= Pińczów Academy =

16th-century Calvinist college in Pińczów, Poland

The Pińczów Academy or Gymnasium was a Calvinist college in Pińczów, Poland from 1550-1565. This coincides with the Calvinist synods of Pińczów 1550-1564.

Lord Nicholas Oleśnicki inherited the Pińczów estate in 1546. He was influenced by his wife Zofia Oleśnicka, and his father in law, to Calvinism. First Andreas Osiander and then the Italian ex-priest Francesco Stancaro, two Calvinist professors at the University of Königsberg, preached in Pińczów.

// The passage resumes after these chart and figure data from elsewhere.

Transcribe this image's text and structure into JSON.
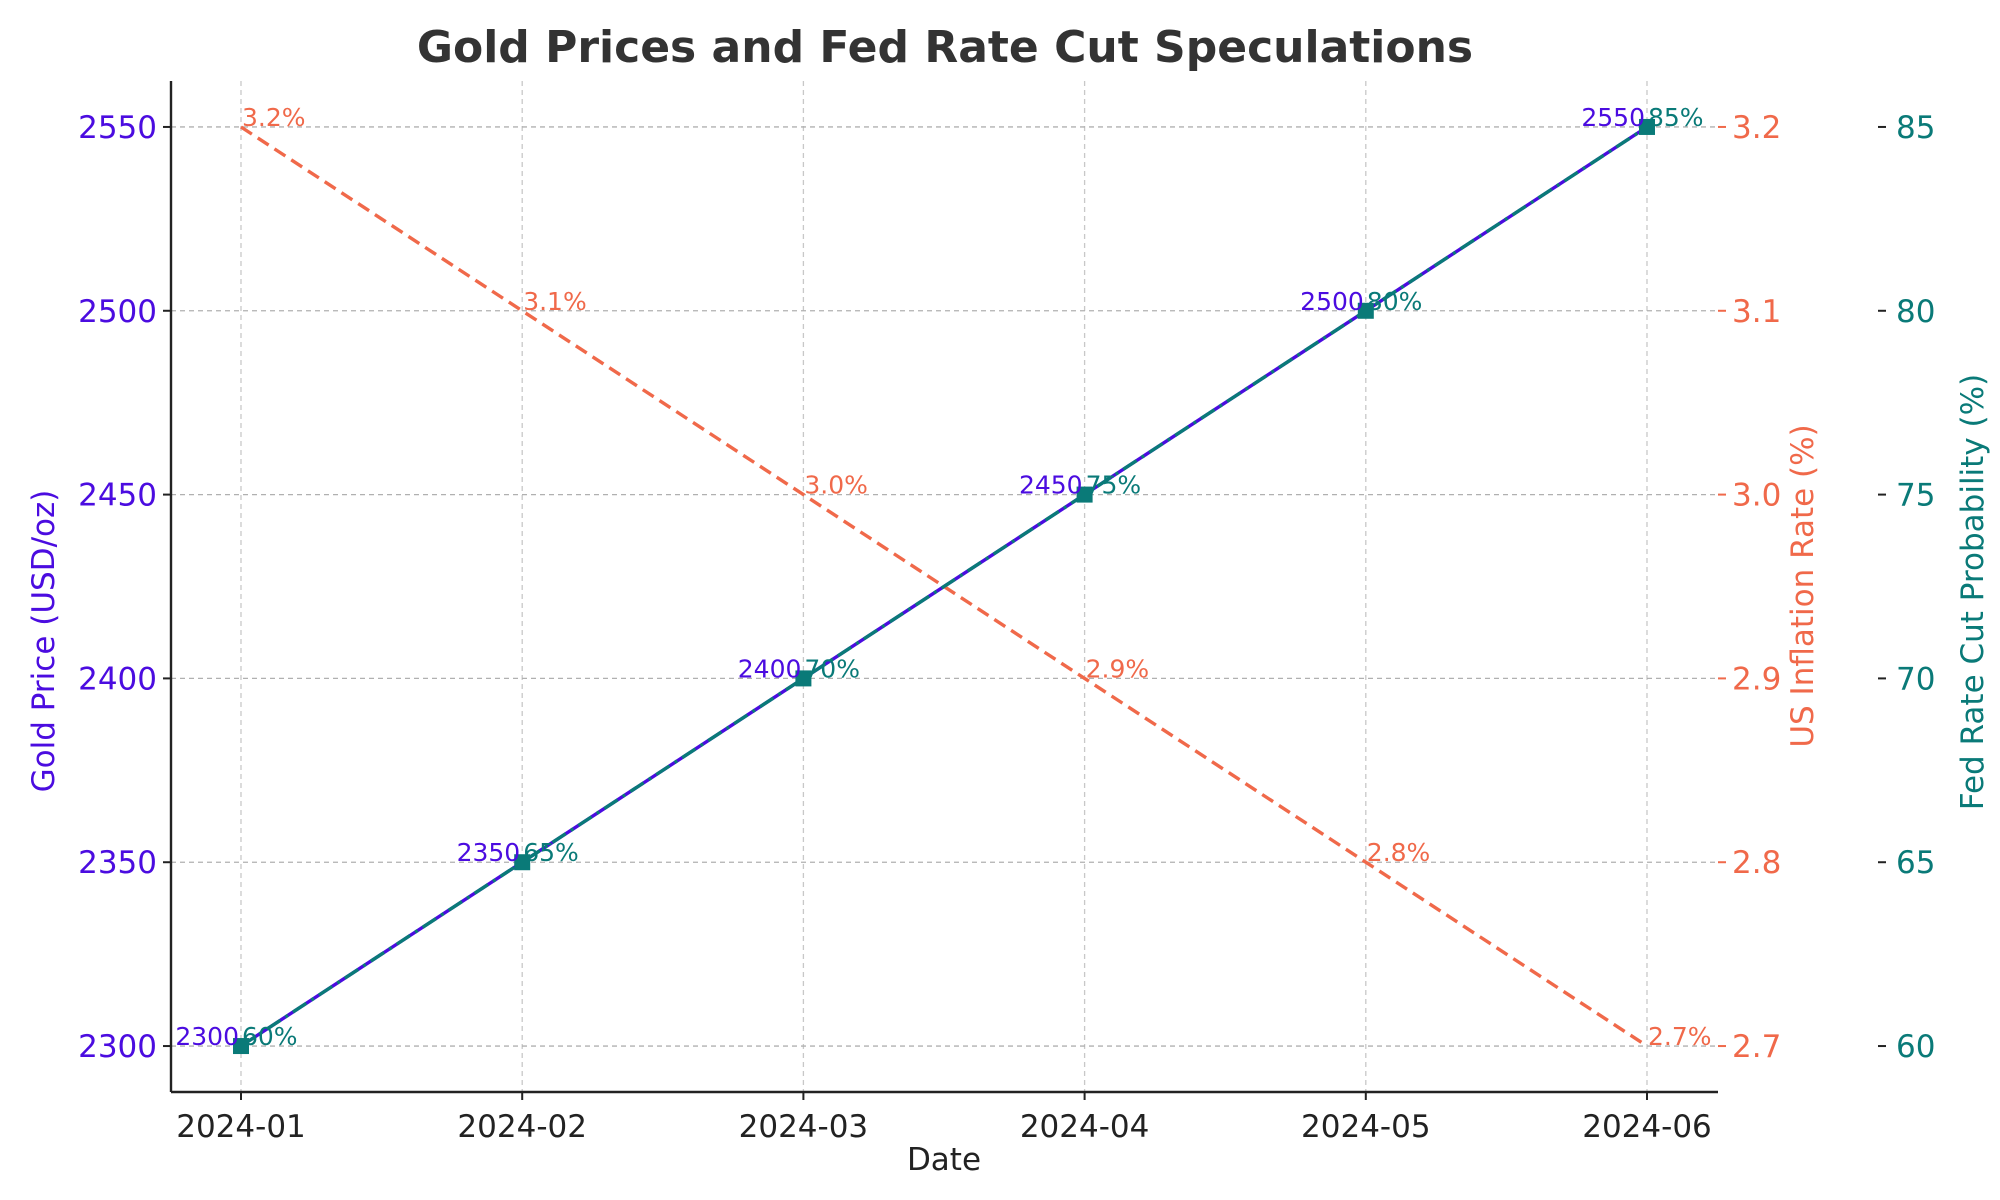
{
  "chart_data": {
    "type": "line",
    "title": "Gold Prices and Fed Rate Cut Speculations",
    "xlabel": "Date",
    "categories": [
      "2024-01",
      "2024-02",
      "2024-03",
      "2024-04",
      "2024-05",
      "2024-06"
    ],
    "grid": true,
    "axes": {
      "left": {
        "label": "Gold Price (USD/oz)",
        "color": "#4B0CE0",
        "ticks": [
          2300,
          2350,
          2400,
          2450,
          2500,
          2550
        ],
        "range": [
          2287.5,
          2562.5
        ]
      },
      "right1": {
        "label": "US Inflation Rate (%)",
        "color": "#F0694A",
        "ticks": [
          "2.7",
          "2.8",
          "2.9",
          "3.0",
          "3.1",
          "3.2"
        ],
        "range": [
          2.675,
          3.225
        ]
      },
      "right2": {
        "label": "Fed Rate Cut Probability (%)",
        "color": "#0A7A78",
        "ticks": [
          60,
          65,
          70,
          75,
          80,
          85
        ],
        "range": [
          58.75,
          86.25
        ]
      }
    },
    "series": [
      {
        "axis": "left",
        "color": "#4B0CE0",
        "style": "solid",
        "values": [
          2300,
          2350,
          2400,
          2450,
          2500,
          2550
        ],
        "labels": [
          "2300",
          "2350",
          "2400",
          "2450",
          "2500",
          "2550"
        ]
      },
      {
        "axis": "right1",
        "color": "#F0694A",
        "style": "dashed",
        "values": [
          3.2,
          3.1,
          3.0,
          2.9,
          2.8,
          2.7
        ],
        "labels": [
          "3.2%",
          "3.1%",
          "3.0%",
          "2.9%",
          "2.8%",
          "2.7%"
        ]
      },
      {
        "axis": "right2",
        "color": "#0A7A78",
        "style": "dashdot",
        "marker": "square",
        "values": [
          60,
          65,
          70,
          75,
          80,
          85
        ],
        "labels": [
          "60%",
          "65%",
          "70%",
          "75%",
          "80%",
          "85%"
        ]
      }
    ]
  }
}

Stancaro moved Olesnicki to drive out the monks and convert the monastic church at Pinczow to Calvinist rite November 25, 1550. Then from 1551 founded the Academy.

==Teaching staff==
The first rector was Grzegorz Orszak of the University of Kraków. In 1556 Calvin sent Pierre Statorius to be the new rector, in addition to teaching Latin and Greek. Other teachers included Francesco Lismanino, Georg Schomann and Jean Thenaud.

==Alumni==
Students included
- Justus Rabb (d. 1612) - Jesuit theologian
- Aleksy Rodecki (d.1606) - printer in Rakow
- Krzysztof Przechadzka - later a teacher at the academy.
- Stanisław Cikowski (d.1617) - chamberlain of Kraków
- Remigiusz Chełmski - antitrinitarian

The school was forced to close temporarily 1565. A plan was started in 1578 to reopen as a university, but the acquisition of the town by the Bishop of Kraków led to the end of Calvinist activity.

==Printery==
From 1558-1562 Daniel z Łęczycy operated a printing press at Pińczów publishing Andrzej Frycz Modrzewski and others. After printing an antitrinitarian work by Stancaro it was burned on 1 September 1559 but restarted and ran for another 3 years.